As the buzz builds around the new HBO series "Boardwalk Empire," inspired by local author Nelson Johnson's nonfiction book of the same name, the man who started it all is being forced to keep quiet.
Johnson, who became a Superior Court judge years after the book was published, has been ordered by the New Jersey Judiciary to cease his promotional activities in the buildup to the series premiere this Sunday, the book's publisher confirmed.
John Bryans, publisher for Plexus Publishing in Medford Township, Burlington County, said Johnson received a letter from the Judiciary last week barring him from participating in any more media interviews or public appearances. The court is questioning whether the promotions violate the code of judicial conduct.

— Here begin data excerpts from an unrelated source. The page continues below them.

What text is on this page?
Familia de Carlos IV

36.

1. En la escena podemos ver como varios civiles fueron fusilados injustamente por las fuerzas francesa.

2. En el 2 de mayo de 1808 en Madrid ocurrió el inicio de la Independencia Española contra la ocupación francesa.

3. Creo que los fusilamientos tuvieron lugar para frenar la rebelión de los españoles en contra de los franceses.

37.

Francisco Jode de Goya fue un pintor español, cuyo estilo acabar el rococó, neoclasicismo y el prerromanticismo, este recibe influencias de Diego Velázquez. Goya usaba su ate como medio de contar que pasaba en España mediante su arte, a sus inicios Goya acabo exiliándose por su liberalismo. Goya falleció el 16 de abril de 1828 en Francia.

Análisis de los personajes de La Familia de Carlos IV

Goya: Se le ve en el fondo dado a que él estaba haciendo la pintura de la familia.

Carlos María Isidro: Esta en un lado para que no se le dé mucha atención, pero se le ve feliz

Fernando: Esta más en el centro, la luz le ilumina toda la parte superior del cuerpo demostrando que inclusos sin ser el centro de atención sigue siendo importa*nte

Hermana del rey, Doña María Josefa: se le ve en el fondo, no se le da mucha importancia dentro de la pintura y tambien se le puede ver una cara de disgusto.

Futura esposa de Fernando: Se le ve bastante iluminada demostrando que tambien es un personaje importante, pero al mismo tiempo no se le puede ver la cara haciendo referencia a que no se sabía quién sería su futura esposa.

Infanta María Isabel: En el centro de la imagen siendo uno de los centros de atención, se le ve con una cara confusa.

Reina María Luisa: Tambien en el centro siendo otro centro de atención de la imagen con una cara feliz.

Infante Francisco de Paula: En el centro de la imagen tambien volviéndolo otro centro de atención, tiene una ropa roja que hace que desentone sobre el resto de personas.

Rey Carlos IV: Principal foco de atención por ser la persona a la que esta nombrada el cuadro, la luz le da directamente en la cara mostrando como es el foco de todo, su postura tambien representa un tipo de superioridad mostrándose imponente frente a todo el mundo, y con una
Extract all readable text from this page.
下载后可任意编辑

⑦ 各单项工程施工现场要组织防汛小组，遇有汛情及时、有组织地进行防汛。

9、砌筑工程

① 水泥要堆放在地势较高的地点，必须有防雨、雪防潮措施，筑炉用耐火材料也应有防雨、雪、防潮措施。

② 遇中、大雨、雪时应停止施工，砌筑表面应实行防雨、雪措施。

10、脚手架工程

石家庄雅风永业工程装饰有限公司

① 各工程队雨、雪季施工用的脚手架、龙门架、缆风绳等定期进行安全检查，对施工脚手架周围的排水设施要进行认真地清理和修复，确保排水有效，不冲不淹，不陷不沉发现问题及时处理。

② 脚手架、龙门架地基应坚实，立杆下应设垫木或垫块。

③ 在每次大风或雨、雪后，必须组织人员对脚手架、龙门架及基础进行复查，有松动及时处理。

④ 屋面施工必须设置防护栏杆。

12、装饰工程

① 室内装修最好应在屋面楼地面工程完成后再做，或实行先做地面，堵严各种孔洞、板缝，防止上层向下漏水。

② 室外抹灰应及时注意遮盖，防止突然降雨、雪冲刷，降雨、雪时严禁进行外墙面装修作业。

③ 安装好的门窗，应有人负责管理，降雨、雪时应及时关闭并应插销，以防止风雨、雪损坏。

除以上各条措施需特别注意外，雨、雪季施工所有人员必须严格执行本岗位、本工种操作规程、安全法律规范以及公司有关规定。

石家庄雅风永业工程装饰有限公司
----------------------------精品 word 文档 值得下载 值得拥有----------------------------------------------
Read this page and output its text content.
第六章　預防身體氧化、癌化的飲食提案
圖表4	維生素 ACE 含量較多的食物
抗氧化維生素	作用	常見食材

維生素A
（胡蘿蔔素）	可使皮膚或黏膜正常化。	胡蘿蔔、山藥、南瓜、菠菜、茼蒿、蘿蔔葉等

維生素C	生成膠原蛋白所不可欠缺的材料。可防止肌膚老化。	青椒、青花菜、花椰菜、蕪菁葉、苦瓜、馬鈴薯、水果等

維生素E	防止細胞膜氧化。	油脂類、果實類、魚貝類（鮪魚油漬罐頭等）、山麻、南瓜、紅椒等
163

Bryans said he was not concerned about the effect the restriction may have on book sales after Plexus republished the book to coincide with the series premiere.
"I'm disappointed, but I won't second guess what the judiciary wants to do," Bryans said. "I feel pretty confident that we got our message out there. I know Nelson loves to get out there and talk to people. I feel bad for him. It's too bad that he won't be able for now to be promoting."
Plexus published the book, "Boardwalk Empire: The Birth, High Times, and Corruption of Atlantic City," in 2002 while Johnson worked as a private attorney. In late 2005, the state Senate Judiciary Committee approved Johnson for his judgeship. During interviews with various media outlets, he was adamant that stories separate his position as a judge from his personal pursuits as a historian and author.
Johnson was unavailable to be interviewed. Whether he will submit a formal request to continue his promotional activities is unclear.